Seperti kita ketahui Firman Allah dalam Al Qur’an menyaratkan Rukyat atau melihat langsung posisi matahari dalam menentukan awal tiap-tiap waktu sholat seperti sbb:
“Sesungguhnya solat itu diwajibkan atas orang-orang yang beriman menurut waktu-waktu yang tertentu” ( Q.S. An-Nisa’ :103 )
“Dirikanlah solat ketika gelincir matahari hingga waktu gelap malam dan dirikanlah solat subuh sesungguhnya solat subuh itu adalah disaksikan (keistimewaannya)” ( Q.S. Al-Isra’ : 78 )
Dari sudut pandang Fiqih penentuan waktu shalat fardhu seperti dinyatakan di dalam kitab-kitab fiqih adalah sebagi berikut :
Waktu Subuh Waktunya diawali saat Fajar Shiddiq sampai matahari terbit (syuruk). Fajar Shiddiq ialah terlihatnya cahaya putih yang melintang mengikut garis lintang ufuk di sebelah Timur akibat pantulan cahaya matahari oleh atmosfer.
Waktu Zuhur Disebut juga waktu Istiwa (zawaal) terjadi ketika matahari berada di titik tertinggi. Istiwa juga dikenal dengan sebutan Tengah Hari (midday/noon). Pada saat Istiwa, mengerjakan ibadah shalat (baik wajib maupun sunnah) adalah haram. Waktu Zuhur tiba sesaat setelah Istiwa, yakni ketika matahari telah condong ke arah Barat.
Waktu Ashar Menurut Mazhab Syafi’i, Maliki, dan Hambali, waktu Ashar diawali jika panjang bayang-bayang benda melebihi panjang benda itu sendiri.
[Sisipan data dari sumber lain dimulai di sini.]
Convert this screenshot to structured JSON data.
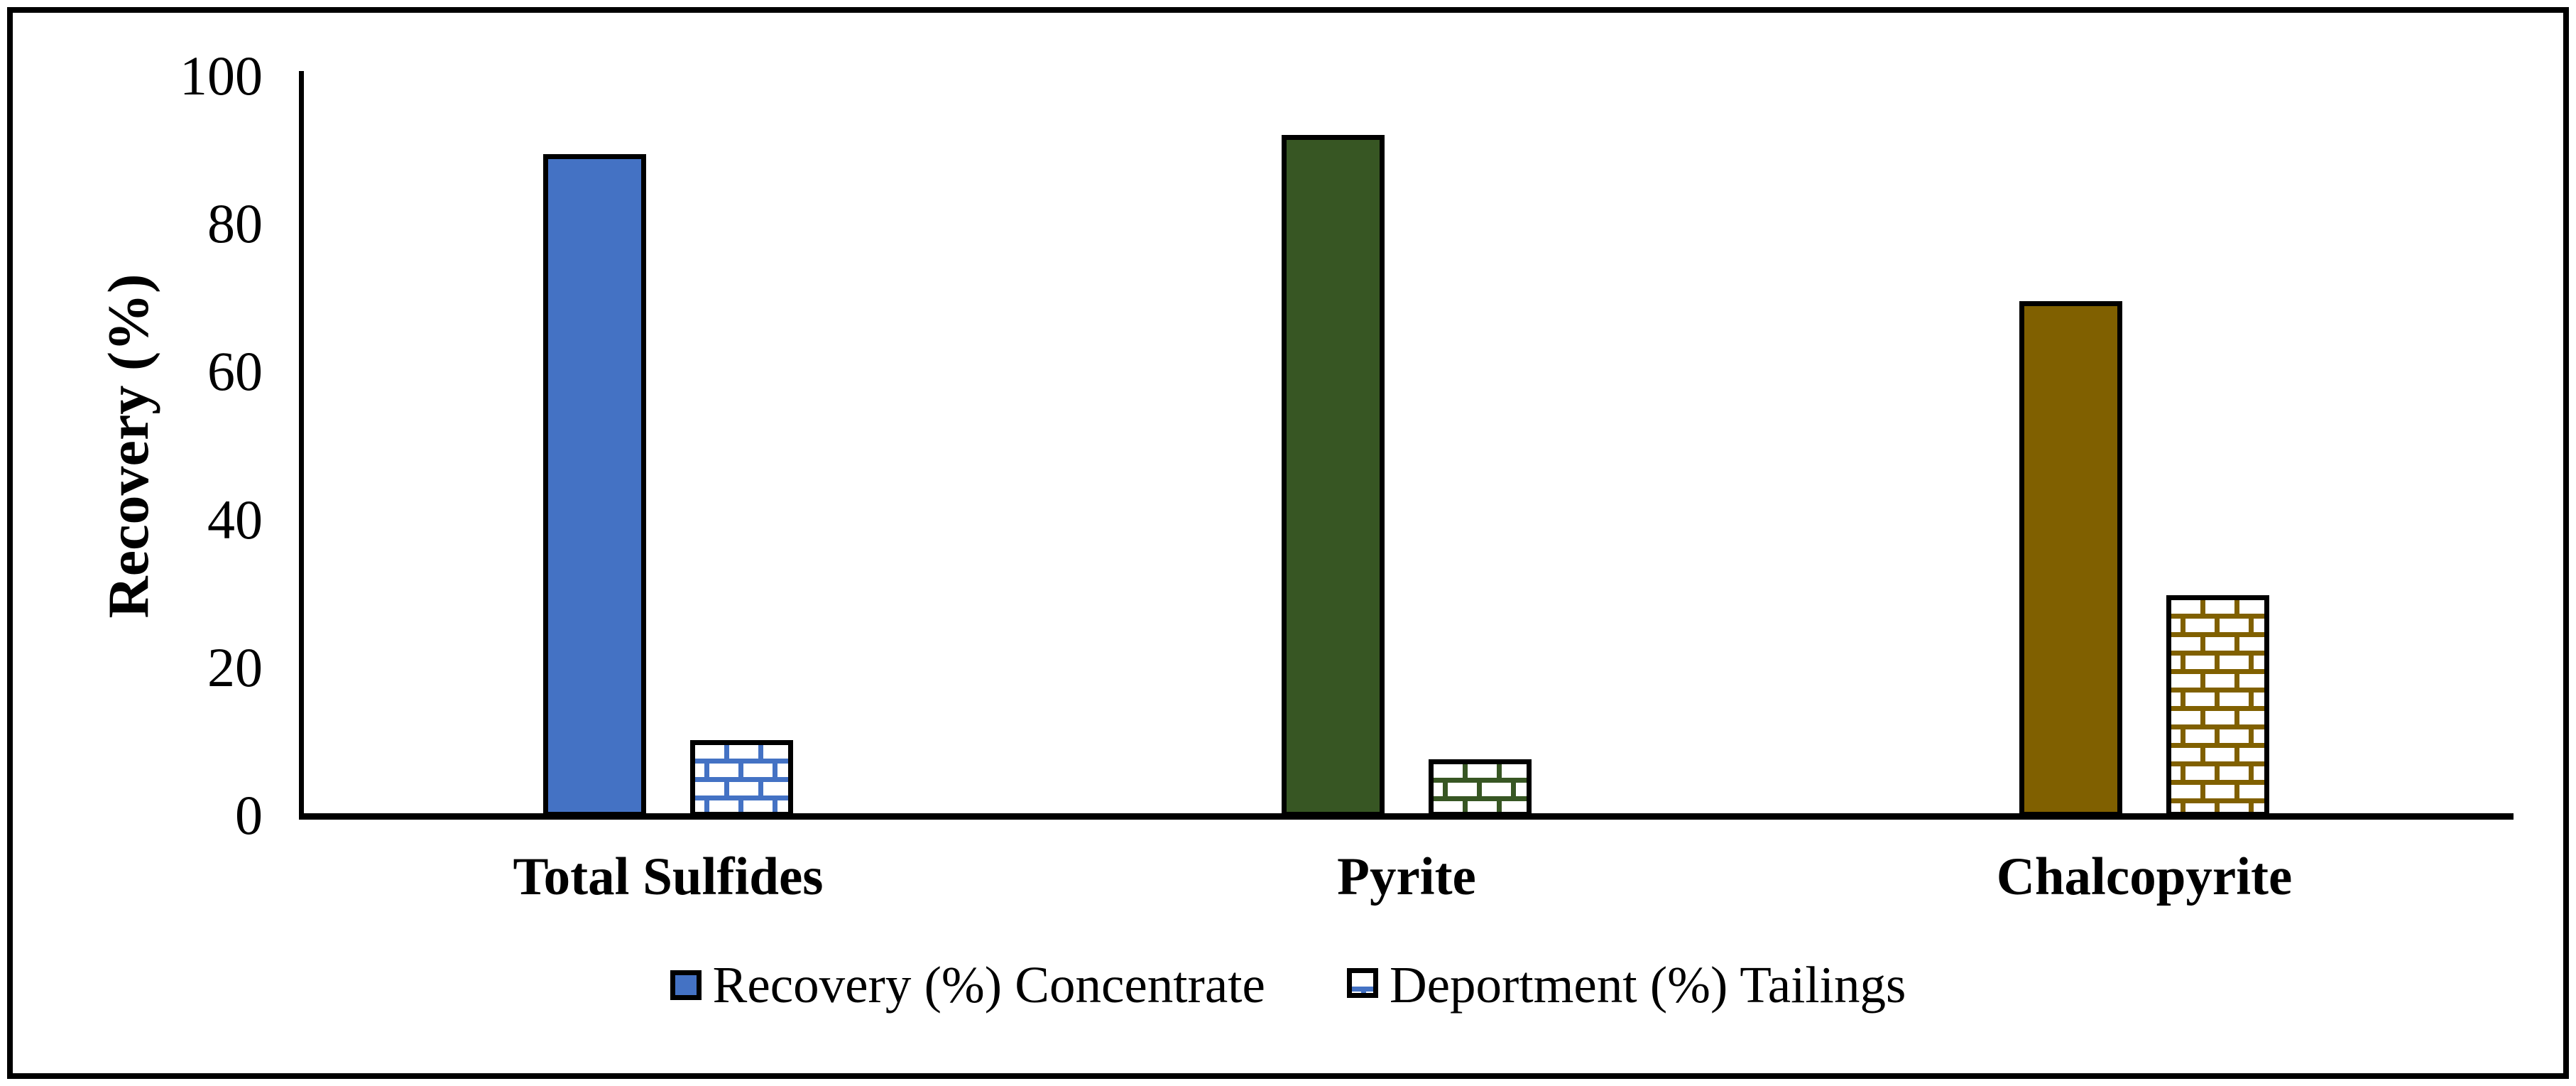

Sementara Madzab Imam Hanafi mendefinisikan waktu Ashar jika panjang bayang-bayang benda dua kali melebihi panjang benda itu sendiri.
Waktu Maghrib Diawali saat matahari terbenam di ufuk sampai hilangnya cahaya merah di langit Barat.
Waktu ‘Isya Diawali dengan hilangnya cahaya merah (syafaq) di langit Barat, hingga terbitnya Fajar Shiddiq di Langit Timur.
Kesimpulan Penulis
- Dengan melihat kriteria yang ketat diatas maka umat Muslim seharusnya melihat dulu ke langit jika ingin menunaikan Sholat.
- Dilihat dari derajat hukum me-rukyat menentukan Sholat lebih kuat daripada menentukan 1 Ramadhan, jika rukyat sholat diperintahkan lewat Firman Allah sedangkan 1 Ramadhan diperintahkan lewat Hadis Nabi.
Kesimpulan akhir penulis mengapa kelompok Pro Rukyat tidak bisa menerima Hisab dalam menentukan 1 Ramadhan jika semata-mata ingin mengikuti Hadis Nabi, jika dalam mengerjakan Sholat bisa menerima Hisab sebagai metoda penetuan awal waktu.